All candidates must satisfy the following criteria:
     They must be at least 18 years of age by 31 August in the year of admission.
     Hold passes at Grade C or better in the General Certificate of Secondary Education,
      or equivalent qualification, in four subjects including Mathematics and English
      Language or a subject which tests the use of English.
     For applicants whose previous studies were not undertaken in the English language,
      in particular for international applicants, the following qualifications may be used as a
      guide to an appropriate level of competence in English language:
      British Council International English Language Testing Service (IELTS) overall band
      6;
      Cambridge Certificate in Advanced English (CAE) grade B;
      Cambridge Certificate of Proficiency in English (CPE) grade C;
      Test of English as a Foreign Language (TOEFL) score 550 for paper-based tests, or
      213 for computer-based tests, or 79 for internet based tests.

Candidates must additionally possess one of the following:
a)    At least two GCE A-level passes, which include Mathematics or an alternative
      acceptable mathematics based subject, and at least one other from Physics, Physical
      Science, Engineering Science, Computer Science, Technology, Chemistry or other
      science/technology subject. A UCAS tariff of at least 160 points would normally be
      expected. Two ‘AS’ level passes are considered equivalent to one ‘A-level’ pass.
b)    An Advanced VCE double award in an appropriate engineering/
      manufacturing/technology topic with a UCAS tariff score of at least 160 points.
c)    An EdExcel/BTEC/SCOTVEC National Certificate or Diploma in a science or
      technology based subject, including merit grades in mathematics and two other
      science/technology based modules at NIII level.
d)    To have passed the Preparatory Year of the Extended Degree Programme in
      Engineering, or other suitable science/technology based foundation or access course
      containing an appropriate level of mathematics, with an overall average mark of at
      least 55%.
e)    A qualification which is deemed to be equivalent to any of the above.

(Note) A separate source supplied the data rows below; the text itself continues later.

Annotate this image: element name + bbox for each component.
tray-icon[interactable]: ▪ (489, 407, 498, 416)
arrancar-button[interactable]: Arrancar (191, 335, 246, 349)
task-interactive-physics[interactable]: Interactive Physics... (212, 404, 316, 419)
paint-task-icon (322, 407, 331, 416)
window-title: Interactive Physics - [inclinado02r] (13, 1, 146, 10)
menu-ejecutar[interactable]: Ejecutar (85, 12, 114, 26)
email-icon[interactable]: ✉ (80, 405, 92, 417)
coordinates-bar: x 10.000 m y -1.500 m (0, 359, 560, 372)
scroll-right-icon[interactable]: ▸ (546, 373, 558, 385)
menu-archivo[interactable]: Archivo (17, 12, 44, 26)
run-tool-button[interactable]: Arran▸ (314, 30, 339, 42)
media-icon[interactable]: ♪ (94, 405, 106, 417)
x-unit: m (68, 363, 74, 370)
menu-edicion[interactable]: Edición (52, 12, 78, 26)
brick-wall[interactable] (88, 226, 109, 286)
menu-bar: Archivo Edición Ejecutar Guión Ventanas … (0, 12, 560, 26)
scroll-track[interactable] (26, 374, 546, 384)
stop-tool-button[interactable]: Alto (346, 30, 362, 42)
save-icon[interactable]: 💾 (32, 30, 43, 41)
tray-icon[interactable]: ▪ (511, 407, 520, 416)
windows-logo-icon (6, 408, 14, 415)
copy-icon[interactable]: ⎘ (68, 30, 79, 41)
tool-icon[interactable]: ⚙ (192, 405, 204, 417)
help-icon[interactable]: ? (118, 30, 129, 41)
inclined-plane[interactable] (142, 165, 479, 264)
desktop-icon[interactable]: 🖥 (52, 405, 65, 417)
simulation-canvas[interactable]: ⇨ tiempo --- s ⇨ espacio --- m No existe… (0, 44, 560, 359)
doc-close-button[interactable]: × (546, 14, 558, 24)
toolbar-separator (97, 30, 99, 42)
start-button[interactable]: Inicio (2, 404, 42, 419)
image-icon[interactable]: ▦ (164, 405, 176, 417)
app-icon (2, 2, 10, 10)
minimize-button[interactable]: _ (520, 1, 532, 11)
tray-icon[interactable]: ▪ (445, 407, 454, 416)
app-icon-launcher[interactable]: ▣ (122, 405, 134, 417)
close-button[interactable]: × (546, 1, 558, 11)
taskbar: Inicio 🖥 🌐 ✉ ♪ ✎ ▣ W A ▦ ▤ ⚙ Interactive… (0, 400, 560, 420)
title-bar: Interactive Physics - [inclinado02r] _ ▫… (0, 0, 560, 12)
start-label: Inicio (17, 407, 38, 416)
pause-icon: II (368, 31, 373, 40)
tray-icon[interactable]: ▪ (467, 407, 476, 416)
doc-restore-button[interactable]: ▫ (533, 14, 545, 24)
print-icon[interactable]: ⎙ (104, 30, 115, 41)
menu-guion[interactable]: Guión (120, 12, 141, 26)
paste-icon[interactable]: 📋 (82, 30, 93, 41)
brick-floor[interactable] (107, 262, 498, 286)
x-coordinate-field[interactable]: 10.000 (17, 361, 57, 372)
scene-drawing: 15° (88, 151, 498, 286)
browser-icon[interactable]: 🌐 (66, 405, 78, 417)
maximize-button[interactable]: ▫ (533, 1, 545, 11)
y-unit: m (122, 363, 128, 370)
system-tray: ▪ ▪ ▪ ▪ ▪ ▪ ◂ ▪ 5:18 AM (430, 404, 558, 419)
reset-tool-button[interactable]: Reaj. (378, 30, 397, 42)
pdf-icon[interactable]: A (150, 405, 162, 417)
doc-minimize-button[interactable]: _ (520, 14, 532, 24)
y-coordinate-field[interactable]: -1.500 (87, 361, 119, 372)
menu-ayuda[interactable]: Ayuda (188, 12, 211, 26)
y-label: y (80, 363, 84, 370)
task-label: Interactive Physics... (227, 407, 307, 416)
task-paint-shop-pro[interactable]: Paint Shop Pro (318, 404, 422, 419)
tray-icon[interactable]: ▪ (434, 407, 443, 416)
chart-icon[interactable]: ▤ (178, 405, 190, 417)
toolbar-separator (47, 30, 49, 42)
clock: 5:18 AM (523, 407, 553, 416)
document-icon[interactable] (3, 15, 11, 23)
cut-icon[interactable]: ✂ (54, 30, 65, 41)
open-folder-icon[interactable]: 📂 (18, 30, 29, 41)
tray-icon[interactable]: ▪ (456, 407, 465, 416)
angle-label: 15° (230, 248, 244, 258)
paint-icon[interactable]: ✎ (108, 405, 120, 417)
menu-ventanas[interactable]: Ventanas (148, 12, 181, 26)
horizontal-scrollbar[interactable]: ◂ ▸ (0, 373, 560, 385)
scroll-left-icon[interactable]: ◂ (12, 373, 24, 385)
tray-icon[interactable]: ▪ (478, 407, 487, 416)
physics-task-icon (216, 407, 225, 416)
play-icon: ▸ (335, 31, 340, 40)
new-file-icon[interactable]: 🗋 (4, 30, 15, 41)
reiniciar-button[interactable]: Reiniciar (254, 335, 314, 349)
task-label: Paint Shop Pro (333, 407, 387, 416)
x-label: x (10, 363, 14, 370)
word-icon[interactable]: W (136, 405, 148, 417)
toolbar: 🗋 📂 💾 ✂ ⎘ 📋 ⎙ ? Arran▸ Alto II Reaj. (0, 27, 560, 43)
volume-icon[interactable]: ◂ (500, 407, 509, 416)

6.3      NON-STANDARD ENTRANTS

Mature candidates (over 21 years of age by 31 August in the year of entry to the course)
who have other, non-standard qualifications will be considered on their individual merits
by the Course Leader and Admissions Tutor. The primary criteria will be that the
candidate will have the ability and commitment to progress satisfactorily on the
Programme.


6.4    PRIOR CREDIT (APCL/APEL)

Accredited Prior Experiential Learning may be accepted, provided that the candidate is
able to demonstrate that, by virtue of their other studies and learning, they are capable of
benefiting from and successfully completing the course.

Students with an Edexcel-BTEC Higher National Certificate or an equivalent qualification
in an appropriate engineering discipline may be eligible to join the programme at level 5,
the second year of the full-time/sandwich route, or part-time equivalent stage.

Students with an Edexcel-BTEC Higher National Diploma, Foundation Degree or an
equivalent qualification in an appropriate engineering discipline, may be eligible to join the
programme at level 6, the final year of the full-time/sandwich route, or part-time equivalent
stage. The Institution of Engineering and Technology have recognised the final year of
the course as approved further learning for initial IEng registration, for those students who
have satisfactorily completed a partially accredited HND course.